Depuis deux ans, les pouvoirs publics ne se sont pas tenus à l’écart de ce problème et plusieurs décisions ont été prises, par le ministère de Ségolène Royal, comme par le ministère de l’économie. D’abord, des contrôles ont limité les hausses tarifaires : la hausse de 2014 a été limitée à 1,4 %, alors qu’elle était, en 2011 et 2012, de plus de 2 % chaque année.
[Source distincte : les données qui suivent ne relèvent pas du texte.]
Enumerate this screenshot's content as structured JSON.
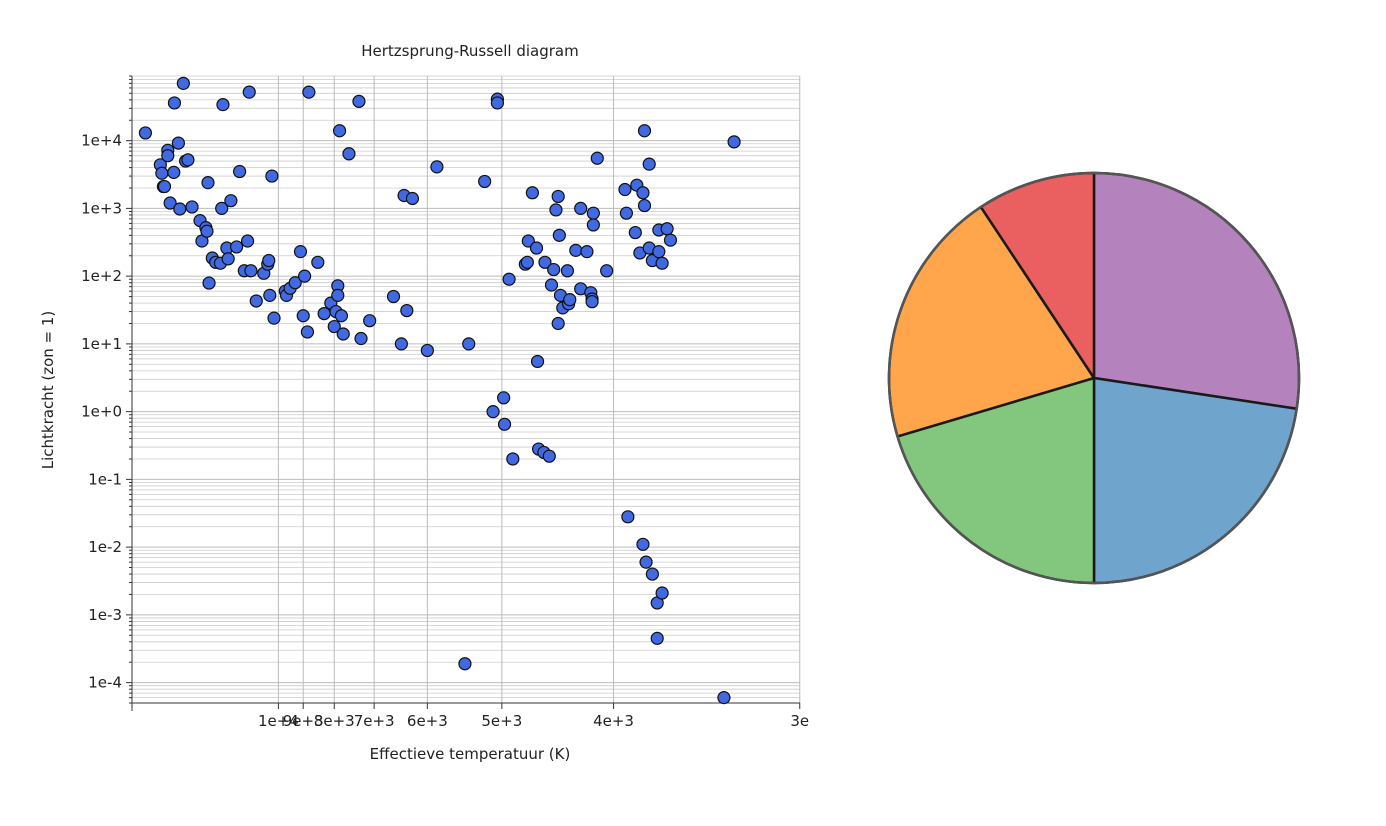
{
  "chart_data": [
    {
      "type": "scatter",
      "title": "Hertzsprung-Russell diagram",
      "xlabel": "Effectieve temperatuur (K)",
      "ylabel": "Lichtkracht (zon = 1)",
      "x_scale": "reciprocal",
      "x_reversed": true,
      "y_scale": "log",
      "xlim": [
        29000,
        2999
      ],
      "ylim": [
        5e-05,
        90000.0
      ],
      "x_ticks": [
        10000,
        9000,
        8000,
        7000,
        6000,
        5000,
        4000,
        3000
      ],
      "x_tick_labels": [
        "1e+4",
        "9e+3",
        "8e+3",
        "7e+3",
        "6e+3",
        "5e+3",
        "4e+3",
        "3e"
      ],
      "y_ticks": [
        0.0001,
        0.001,
        0.01,
        0.1,
        1,
        10,
        100,
        1000,
        10000
      ],
      "y_tick_labels": [
        "1e-4",
        "1e-3",
        "1e-2",
        "1e-1",
        "1e+0",
        "1e+1",
        "1e+2",
        "1e+3",
        "1e+4"
      ],
      "grid": true,
      "marker_color": "#4169e1",
      "marker_edge": "#111111",
      "points": [
        [
          24700,
          13000
        ],
        [
          21200,
          4400
        ],
        [
          20900,
          3300
        ],
        [
          20600,
          2100
        ],
        [
          20400,
          2100
        ],
        [
          19800,
          7200
        ],
        [
          19800,
          6000
        ],
        [
          19400,
          1200
        ],
        [
          18800,
          3400
        ],
        [
          18700,
          36000
        ],
        [
          18100,
          9200
        ],
        [
          17900,
          980
        ],
        [
          17400,
          70000
        ],
        [
          17100,
          5000
        ],
        [
          16800,
          5200
        ],
        [
          16300,
          1050
        ],
        [
          15400,
          660
        ],
        [
          15200,
          330
        ],
        [
          14800,
          520
        ],
        [
          14700,
          460
        ],
        [
          14600,
          2400
        ],
        [
          14500,
          79
        ],
        [
          14200,
          185
        ],
        [
          13900,
          160
        ],
        [
          13500,
          155
        ],
        [
          13400,
          1000
        ],
        [
          13300,
          34000
        ],
        [
          13000,
          260
        ],
        [
          12900,
          180
        ],
        [
          12700,
          1300
        ],
        [
          12300,
          270
        ],
        [
          12100,
          3500
        ],
        [
          11800,
          120
        ],
        [
          11600,
          330
        ],
        [
          11500,
          52000
        ],
        [
          11400,
          120
        ],
        [
          11100,
          43
        ],
        [
          10700,
          110
        ],
        [
          10500,
          150
        ],
        [
          10450,
          170
        ],
        [
          10400,
          52
        ],
        [
          10300,
          3000
        ],
        [
          10200,
          24
        ],
        [
          9700,
          60
        ],
        [
          9650,
          52
        ],
        [
          9500,
          66
        ],
        [
          9300,
          80
        ],
        [
          9100,
          230
        ],
        [
          9000,
          26
        ],
        [
          8950,
          100
        ],
        [
          8850,
          15
        ],
        [
          8800,
          52000
        ],
        [
          8500,
          160
        ],
        [
          8300,
          28
        ],
        [
          8100,
          40
        ],
        [
          8000,
          18
        ],
        [
          7950,
          30
        ],
        [
          7900,
          72
        ],
        [
          7900,
          52
        ],
        [
          7850,
          14000
        ],
        [
          7800,
          26
        ],
        [
          7750,
          14
        ],
        [
          7600,
          6400
        ],
        [
          7350,
          38000
        ],
        [
          7300,
          12
        ],
        [
          7100,
          22
        ],
        [
          6600,
          50
        ],
        [
          6450,
          10
        ],
        [
          6400,
          1550
        ],
        [
          6350,
          31
        ],
        [
          6250,
          1400
        ],
        [
          6000,
          8
        ],
        [
          5850,
          4100
        ],
        [
          5450,
          0.00019
        ],
        [
          5400,
          10
        ],
        [
          5200,
          2500
        ],
        [
          5100,
          1
        ],
        [
          5050,
          41000
        ],
        [
          5050,
          36000
        ],
        [
          4980,
          1.6
        ],
        [
          4970,
          0.65
        ],
        [
          4920,
          90
        ],
        [
          4880,
          0.2
        ],
        [
          4750,
          150
        ],
        [
          4730,
          160
        ],
        [
          4720,
          330
        ],
        [
          4680,
          1700
        ],
        [
          4640,
          260
        ],
        [
          4630,
          5.5
        ],
        [
          4620,
          0.28
        ],
        [
          4570,
          0.25
        ],
        [
          4560,
          160
        ],
        [
          4520,
          0.22
        ],
        [
          4500,
          74
        ],
        [
          4480,
          125
        ],
        [
          4460,
          950
        ],
        [
          4440,
          1500
        ],
        [
          4440,
          20
        ],
        [
          4430,
          400
        ],
        [
          4420,
          52
        ],
        [
          4400,
          34
        ],
        [
          4360,
          120
        ],
        [
          4350,
          39
        ],
        [
          4340,
          45
        ],
        [
          4290,
          240
        ],
        [
          4250,
          1000
        ],
        [
          4250,
          65
        ],
        [
          4200,
          230
        ],
        [
          4170,
          57
        ],
        [
          4160,
          46
        ],
        [
          4160,
          42
        ],
        [
          4150,
          850
        ],
        [
          4150,
          570
        ],
        [
          4120,
          5500
        ],
        [
          4050,
          120
        ],
        [
          3920,
          1900
        ],
        [
          3910,
          850
        ],
        [
          3900,
          0.028
        ],
        [
          3850,
          440
        ],
        [
          3840,
          2200
        ],
        [
          3820,
          220
        ],
        [
          3800,
          0.011
        ],
        [
          3800,
          1700
        ],
        [
          3790,
          14000
        ],
        [
          3790,
          1100
        ],
        [
          3780,
          0.006
        ],
        [
          3760,
          4500
        ],
        [
          3760,
          260
        ],
        [
          3740,
          170
        ],
        [
          3740,
          0.004
        ],
        [
          3710,
          0.0015
        ],
        [
          3710,
          0.00045
        ],
        [
          3700,
          480
        ],
        [
          3700,
          230
        ],
        [
          3680,
          155
        ],
        [
          3680,
          0.0021
        ],
        [
          3650,
          500
        ],
        [
          3630,
          340
        ],
        [
          3340,
          6e-05
        ],
        [
          3290,
          9600
        ]
      ]
    },
    {
      "type": "pie",
      "values": [
        27.4,
        22.6,
        20.4,
        20.3,
        9.3
      ],
      "colors": [
        "#b482bd",
        "#6fa4cc",
        "#83c77f",
        "#ffa54b",
        "#ea5f60"
      ]
    }
  ]
}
Ensuite, une augmentation de 100 millions d’euros de la redevance domaniale, soit une hausse de plus de 50 %, a été décidée en 2013.
Néanmoins, il faut aller plus loin. L’Autorité de la concurrence propose plusieurs pistes que Ségolène Royal et moi-même avons décidé de mettre à l’étude : la modification de la formule tarifaire, la mise en place d’une autorité indépendante pour évaluer le bien-fondé des travaux et des hausses tarifaires, des obligations de publicité et de concurrence dans les travaux menés par ces sociétés et, enfin, un rééquilibrage du modèle économique en faveur du concédant et des usagers. Aussi, dans les prochaines semaines, nous ferons au Premier ministre des propositions concrètes.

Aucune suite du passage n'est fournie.